Decentralized betting platform Polymarket has listed contracts tied to Volmex’s bitcoin and ether volatility indices, opening the door for everyone to bet on market volatility this year.

The two contracts, “What Will the Bitcoin Volatility Index Hit in 2026?” and “What Will the Ethereum Volatility Index Hit in 2026?” went live on Monday at 4:13 p.m. ET.

These contracts pay “Yes” if there is a one-minute “candle” for Volmex’s 30-day implied volatility indices linked to bitcoin and ether spikes to or exceeds the preset target by December 31, 11:59 p.m. Otherwise, the contracts settle “No.” A one minute candle is a price chart that shows an asset’s price action, the open, high, low and close, over just 60 seconds. It mimics the shape of a candle with its “body” and “wicks”.

So if you’re buying “Yes” stocks, you’re essentially bullish on volatility, which basically means you’re expecting a more turbulent market. On the flip side, buying “No” stocks means you expect stability. In both cases, you are betting on the degree of price fluctuation, not the direction.

Polymarket’s new contracts make volatility trading accessible to everyone, offering a simple, direct way to play a game historically dominated by institutions and large traders with abundant capital. Traditionally, these large players have used complex multi-step options or volatility futures to profit from anticipated changes in volatility.
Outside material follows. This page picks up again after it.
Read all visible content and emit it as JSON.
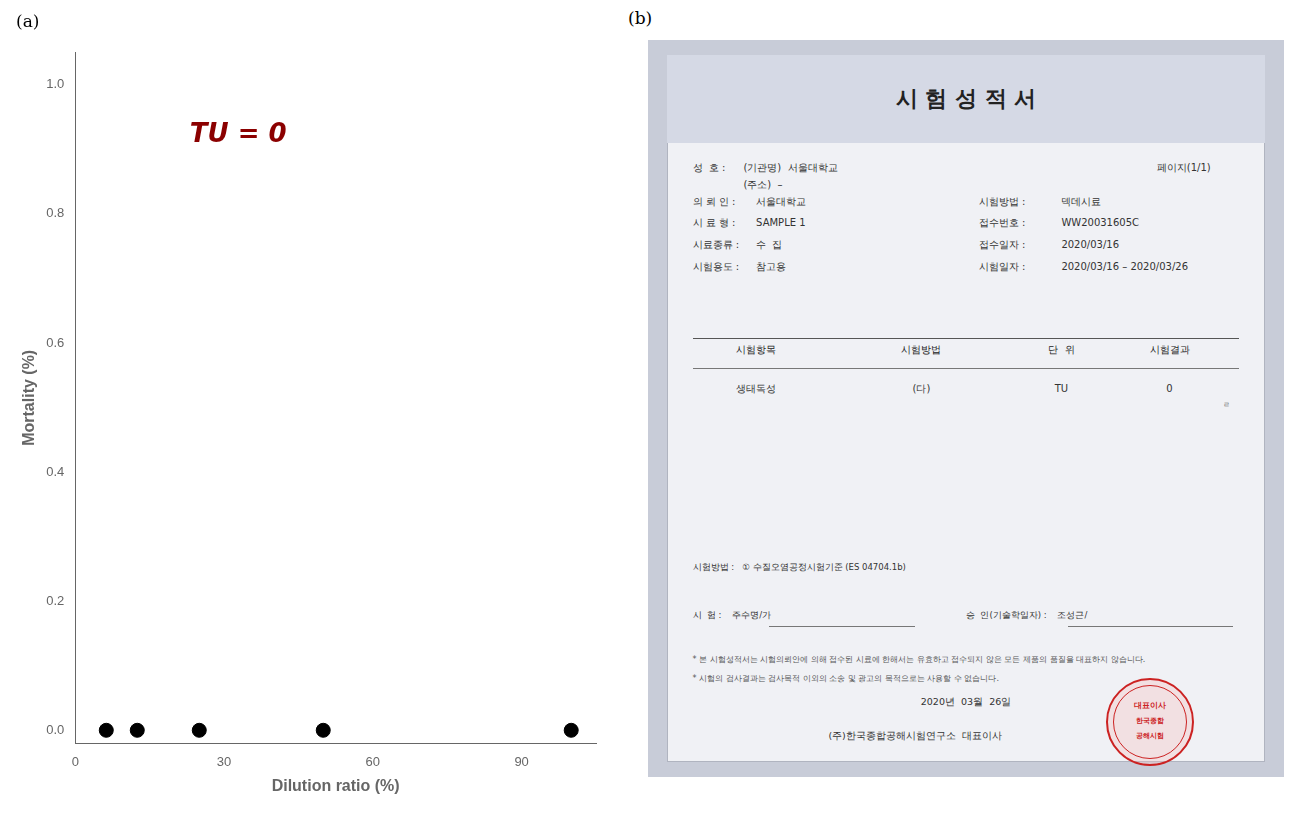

“Polymarket, the world’s largest prediction market, launching contracts on Volmex’s BVIV and EVIV indices is an important milestone for Volmex and crypto derivatives in general,” Cole Kennelly, founder and CEO of Volmex Labs, told CoinDesk in a Telegram chat.

“This partnership brings institutional-grade BTC and ETH volatility benchmarks into the simple, intuitive prediction market format, making it easier for traders and investors to express views on crypto implied volatility,” Kennelly added.

Early trading in these contracts showed a 35% chance that bitcoin’s 30-day implied volatility index (BVIV) will double to 80% from its current 40% level this year. The Ether market showed almost similar pricing for volatility to rise to 90% from the current 50%.

Note that the correlation between bitcoin’s implied volatility and spot price has become largely negative since the debut of spot exchange-traded funds (ETFs) in the US two years ago. This means that any pick-up in volatility is more likely to be accompanied by a spot price decline than a rally.